In 2021, the movement was estimated to include about 21,000 people nationwide, according to a report by Germany's domestic intelligence agency, which estimated that about 10 percent of those were "violence-oriented."

The group of five suspects charged Monday — four men and one woman — had formed by mid-January last year at the latest, prosecutors said. They think it is an ideology largely shaped by the female suspect, named as Elisabeth R.

The group made "concrete preparations" to take over state power in Germany, according to the prosecutor's office. Suspects Sven B., Thomas K. and Thomas O. had organized themselves into a "military branch," while Elisabeth R. and Michael H. were involved in an "administrative branch," it said.

After damaging power supply facilities, the group planned to kidnap Lauterbach "possibly after killing his bodyguards," the indictment said. The group hoped that the civil-war like conditions that ensued would enable them to depose the government and install a new leader while they assumed executive roles.

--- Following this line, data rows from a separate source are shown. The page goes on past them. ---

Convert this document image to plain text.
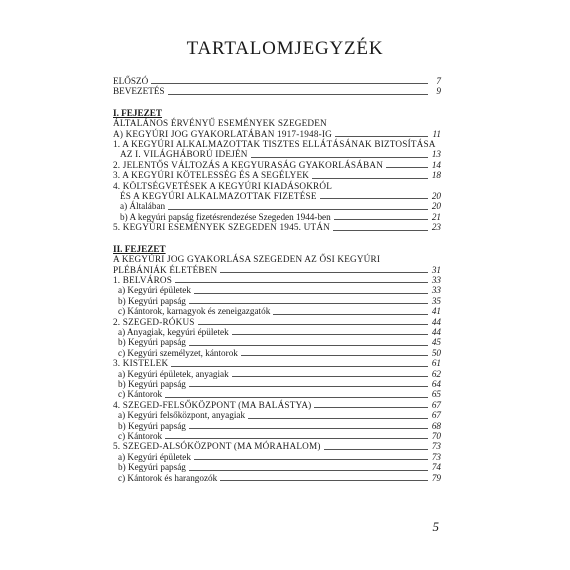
TARTALOMJEGYZÉK
ELŐSZÓ	7
BEVEZETÉS	9
I. FEJEZET
ÁLTALÁNOS ÉRVÉNYŰ ESEMÉNYEK SZEGEDEN
A) KEGYÚRI JOG GYAKORLATÁBAN 1917-1948-IG	11
1. A KEGYÚRI ALKALMAZOTTAK TISZTES ELLÁTÁSÁNAK BIZTOSÍTÁSA
AZ I. VILÁGHÁBORÚ IDEJÉN	13
2. JELENTŐS VÁLTOZÁS A KEGYURASÁG GYAKORLÁSÁBAN	14
3. A KEGYÚRI KÖTELESSÉG ÉS A SEGÉLYEK	18
4. KÖLTSÉGVETÉSEK A KEGYÚRI KIADÁSOKRÓL
ÉS A KEGYÚRI ALKALMAZOTTAK FIZETÉSE	20
a) Általában	20
b) A kegyúri papság fizetésrendezése Szegeden 1944-ben	21
5. KEGYÚRI ESEMÉNYEK SZEGEDEN 1945. UTÁN	23
II. FEJEZET
A KEGYÚRI JOG GYAKORLÁSA SZEGEDEN AZ ŐSI KEGYÚRI
PLÉBÁNIÁK ÉLETÉBEN	31
1. BELVÁROS	33
a) Kegyúri épületek	33
b) Kegyúri papság	35
c) Kántorok, karnagyok és zeneigazgatók	41
2. SZEGED-RÓKUS	44
a) Anyagiak, kegyúri épületek	44
b) Kegyúri papság	45
c) Kegyúri személyzet, kántorok	50
3. KISTELEK	61
a) Kegyúri épületek, anyagiak	62
b) Kegyúri papság	64
c) Kántorok	65
4. SZEGED-FELSŐKÖZPONT (MA BALÁSTYA)	67
a) Kegyúri felsőközpont, anyagiak	67
b) Kegyúri papság	68
c) Kántorok	70
5. SZEGED-ALSÓKÖZPONT (MA MÓRAHALOM)	73
a) Kegyúri épületek	73
b) Kegyúri papság	74
c) Kántorok és harangozók	79
5
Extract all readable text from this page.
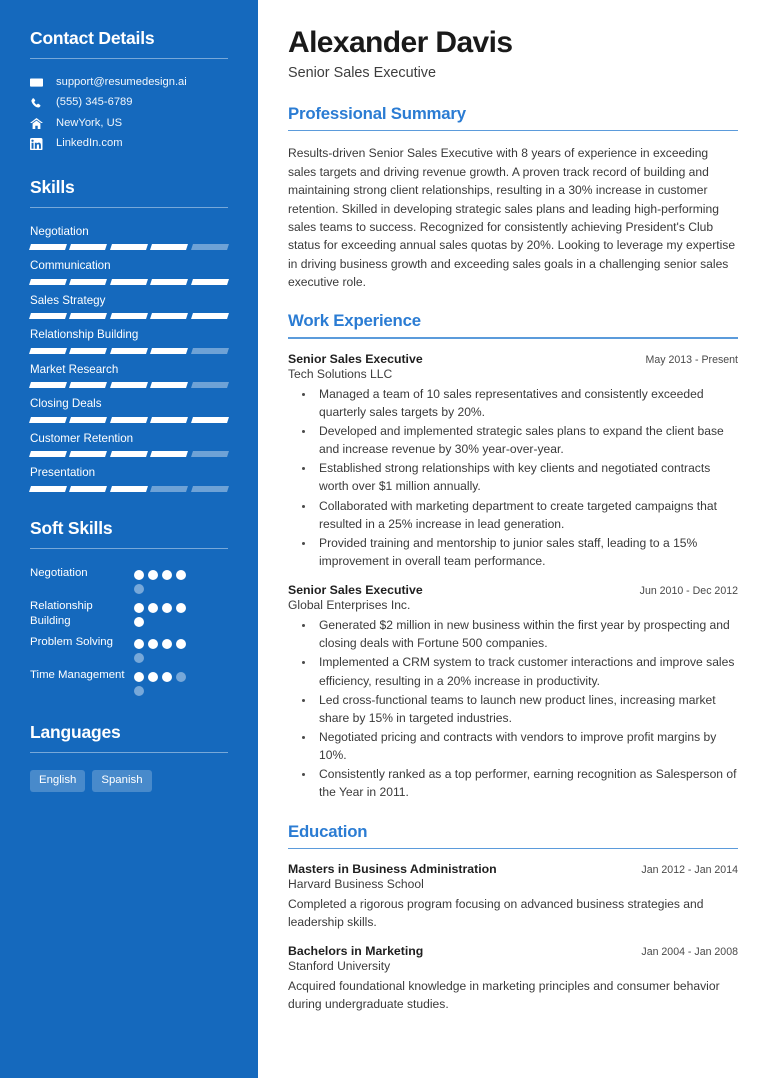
Contact Details
support@resumedesign.ai
(555) 345-6789
NewYork, US
LinkedIn.com
Skills
Negotiation
Communication
Sales Strategy
Relationship Building
Market Research
Closing Deals
Customer Retention
Presentation
Soft Skills
Negotiation
Relationship Building
Problem Solving
Time Management
Languages
English	Spanish
Alexander Davis
Senior Sales Executive
Professional Summary

Results-driven Senior Sales Executive with 8 years of experience in exceeding sales targets and driving revenue growth. A proven track record of building and maintaining strong client relationships, resulting in a 30% increase in customer retention. Skilled in developing strategic sales plans and leading high-performing sales teams to success. Recognized for consistently achieving President's Club status for exceeding annual sales quotas by 20%. Looking to leverage my expertise in driving business growth and exceeding sales goals in a challenging senior sales executive role.

Work Experience
Senior Sales Executive	May 2013 - Present
Tech Solutions LLC
• Managed a team of 10 sales representatives and consistently exceeded quarterly sales targets by 20%.
• Developed and implemented strategic sales plans to expand the client base and increase revenue by 30% year-over-year.
• Established strong relationships with key clients and negotiated contracts worth over $1 million annually.
• Collaborated with marketing department to create targeted campaigns that resulted in a 25% increase in lead generation.
• Provided training and mentorship to junior sales staff, leading to a 15% improvement in overall team performance.
Senior Sales Executive	Jun 2010 - Dec 2012
Global Enterprises Inc.
• Generated $2 million in new business within the first year by prospecting and closing deals with Fortune 500 companies.
• Implemented a CRM system to track customer interactions and improve sales efficiency, resulting in a 20% increase in productivity.
• Led cross-functional teams to launch new product lines, increasing market share by 15% in targeted industries.
• Negotiated pricing and contracts with vendors to improve profit margins by 10%.
• Consistently ranked as a top performer, earning recognition as Salesperson of the Year in 2011.
Education
Masters in Business Administration	Jan 2012 - Jan 2014
Harvard Business School
Completed a rigorous program focusing on advanced business strategies and leadership skills.
Bachelors in Marketing	Jan 2004 - Jan 2008
Stanford University
Acquired foundational knowledge in marketing principles and consumer behavior during undergraduate studies.
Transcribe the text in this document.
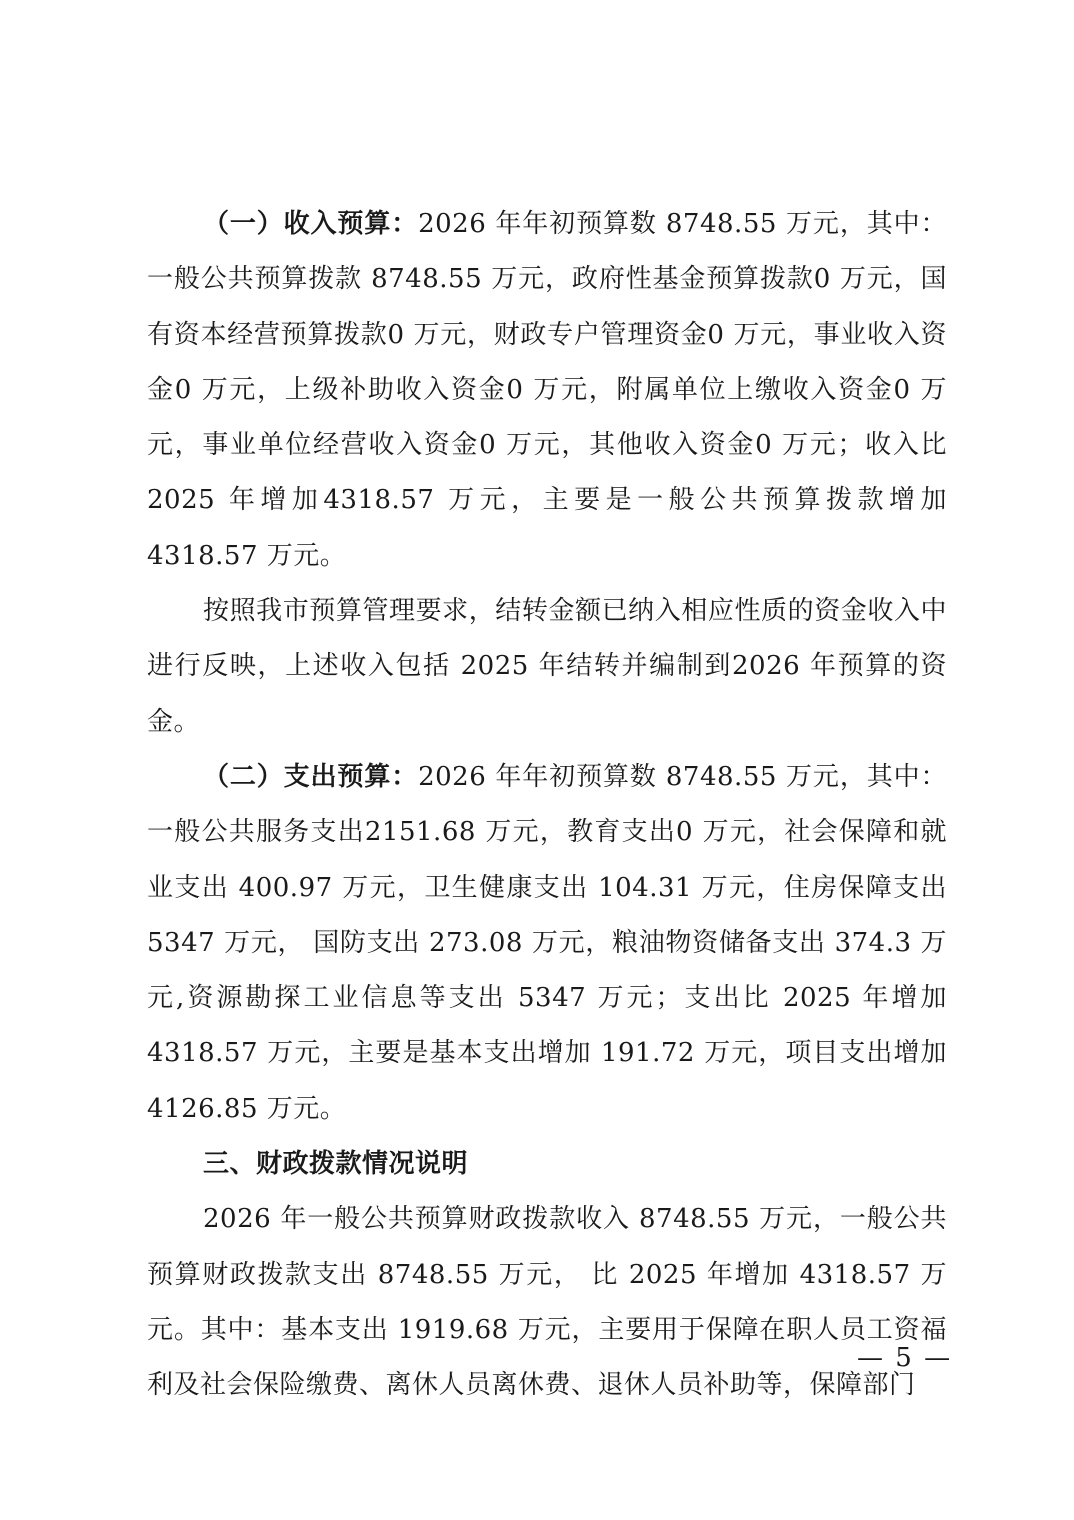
（一）收入预算：2026 年年初预算数 8748.55 万元，其中：一般公共预算拨款 8748.55 万元，政府性基金预算拨款0 万元，国有资本经营预算拨款0 万元，财政专户管理资金0 万元，事业收入资金0 万元，上级补助收入资金0 万元，附属单位上缴收入资金0 万元，事业单位经营收入资金0 万元，其他收入资金0 万元；收入比 2025 年增加4318.57 万元，主要是一般公共预算拨款增加 4318.57 万元。

按照我市预算管理要求，结转金额已纳入相应性质的资金收入中进行反映，上述收入包括 2025 年结转并编制到2026 年预算的资金。

（二）支出预算：2026 年年初预算数 8748.55 万元，其中：一般公共服务支出2151.68 万元，教育支出0 万元，社会保障和就业支出 400.97 万元，卫生健康支出 104.31 万元，住房保障支出 5347 万元， 国防支出 273.08 万元，粮油物资储备支出 374.3 万元,资源勘探工业信息等支出 5347 万元；支出比 2025 年增加 4318.57 万元，主要是基本支出增加 191.72 万元，项目支出增加 4126.85 万元。

三、财政拨款情况说明

2026 年一般公共预算财政拨款收入 8748.55 万元，一般公共预算财政拨款支出 8748.55 万元， 比 2025 年增加 4318.57 万元。其中：基本支出 1919.68 万元，主要用于保障在职人员工资福利及社会保险缴费、离休人员离休费、退休人员补助等，保障部门

— 5 —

The first four arrests were made in April after an undercover operation in which officers posed as weapons dealers. Raids on 21 houses and apartments Wednesday across nine separate German states led to the seizure of weapons, including an assault rifle, 14 rifles and seven handguns, authorities said. They also said they seized gold bars, silver coins and more than $20,000 in cash.

Elisabeth R. was arrested in October of last year. All the suspects remain in custody.